Receptionist Training: Visually Impaired People.


  • Always speak to a visually impaired person when you approach them and say clearly who you are.
  • Ask them if they would like some help. Some people will reject  help – that is their choice – please respect that.
  • Talk naturally, giving clear verbal commentary of what is happening.
  • Always give them your full attention. Talk to them and not at them.
  • When guiding a visually impaired person, good practice recommends that you walk slightly in front allowing them to hold your arm. Do not propel or drag the person.
  • Mention steps or other obstacles as they occur. State whether steps are going up or down.
  • When offering a seat to a visually impaired person put their hand on the back of arm of the chair and tell them what you have done
  • Remember not to use body gestures to communicate – they can’t see these.
  • Do not leave a visually impaired person talking to an empty space. Tell them before you move away.
  • When describing the location of an object, make reference to a clock face (e.g. “ten past four”).
  • If you are giving directions, be aware of the usual reliance on non-verbal
  • Try not to make assumptions. Many people with sight loss can see some things. Only about 10% of people registered blind have no perception of light.

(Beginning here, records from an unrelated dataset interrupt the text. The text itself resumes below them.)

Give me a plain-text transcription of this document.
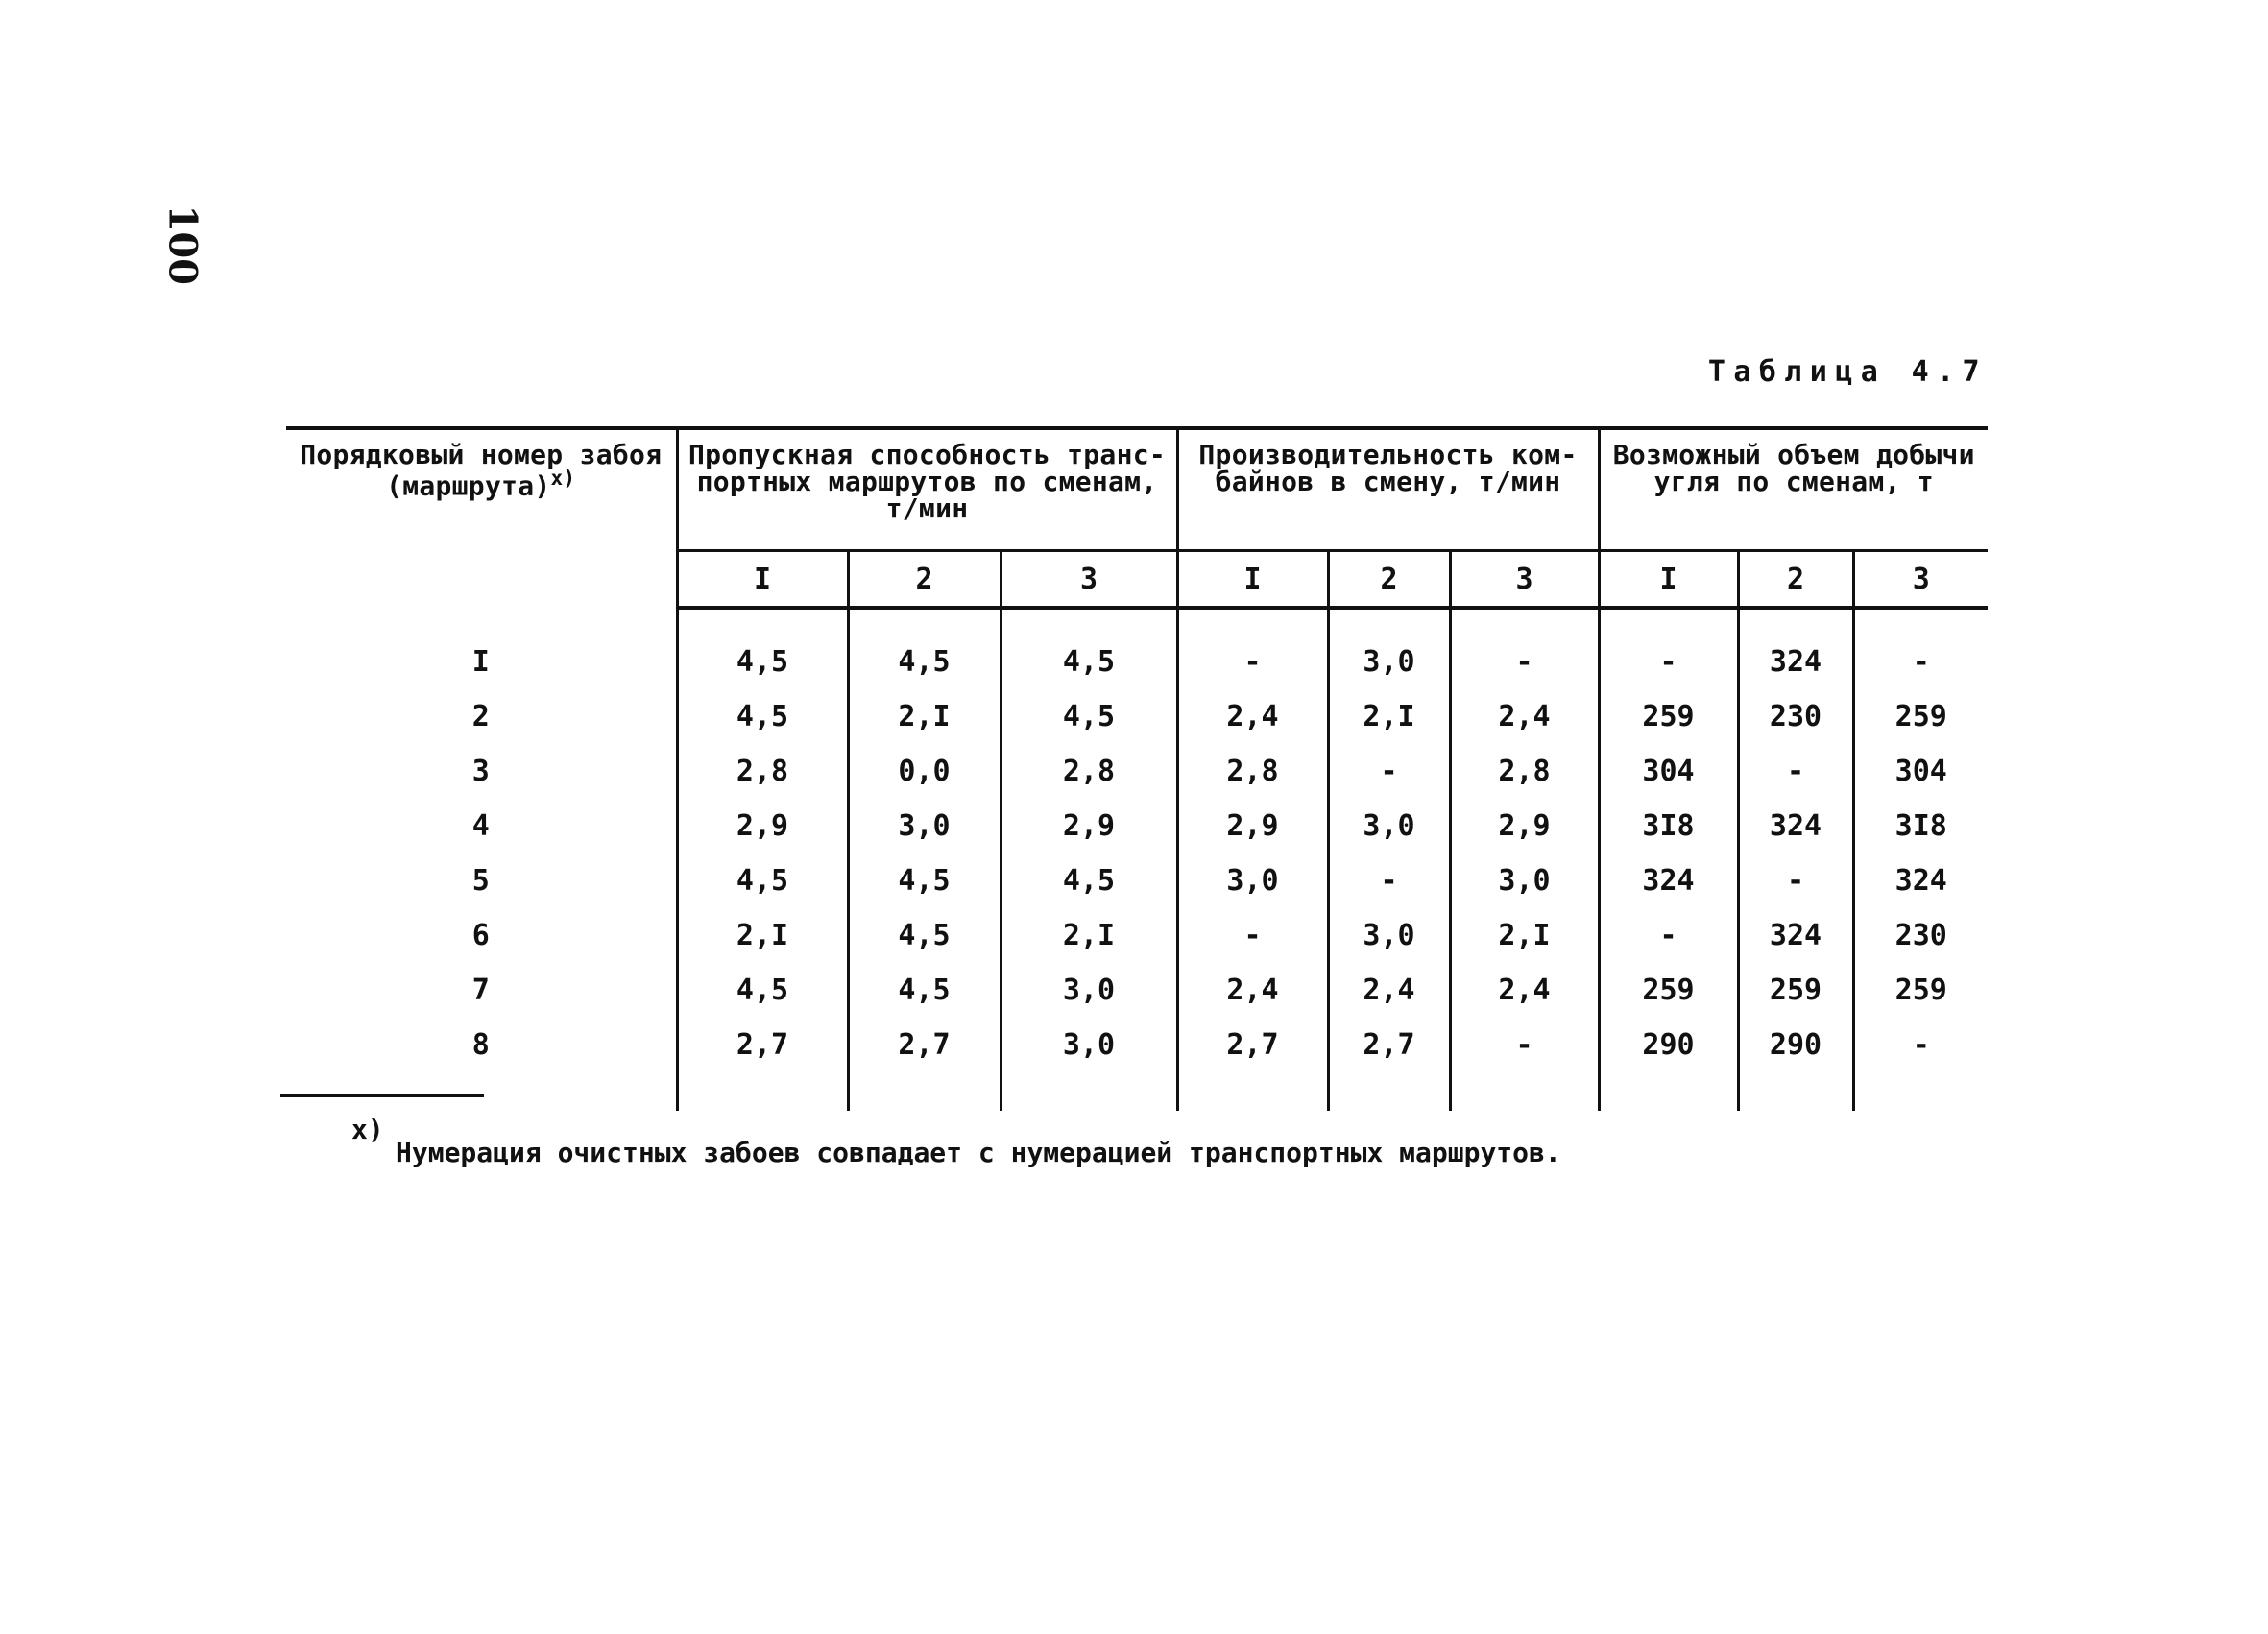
100
Таблица 4.7
Порядковый номер забоя (маршрута)$^{x)}$	Пропускная способность транс- портных маршрутов по сменам, т/мин			Производительность ком- байнов в смену, т/мин			Возможный объем добычи угля по сменам, т		
	I	2	3	I	2	3	I	2	3

I	4,5	4,5	4,5	-	3,0	-	-	324	-
2	4,5	2,I	4,5	2,4	2,I	2,4	259	230	259
3	2,8	0,0	2,8	2,8	-	2,8	304	-	304
4	2,9	3,0	2,9	2,9	3,0	2,9	3I8	324	3I8
5	4,5	4,5	4,5	3,0	-	3,0	324	-	324
6	2,I	4,5	2,I	-	3,0	2,I	-	324	230
7	4,5	4,5	3,0	2,4	2,4	2,4	259	259	259
8	2,7	2,7	3,0	2,7	2,7	-	290	290	-

x)
Нумерация очистных забоев совпадает с нумерацией транспортных маршрутов.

Therefore, do not make assumptions about what people can or cannot see.
  • Some visually impaired people will have a guide dog. The dog is their eyes. Guide dogs should be allowed in public buildings.
  • Do not allow people especially children to crowd the dog. It is important that the dog is left to do what it does best – take care of its owner.
  • If the visually impaired person is waiting to see a doctor or nurse inform them that the patient has arrived and is in the waiting room. This will allow the doctor/nurse time to allow the patient to come to their room – or allow someone to assist them to their room if required.
  • And most important – the visually impaired person has a disability – they have problems with their eyes – not their brain – please treat them with the greatest of respect.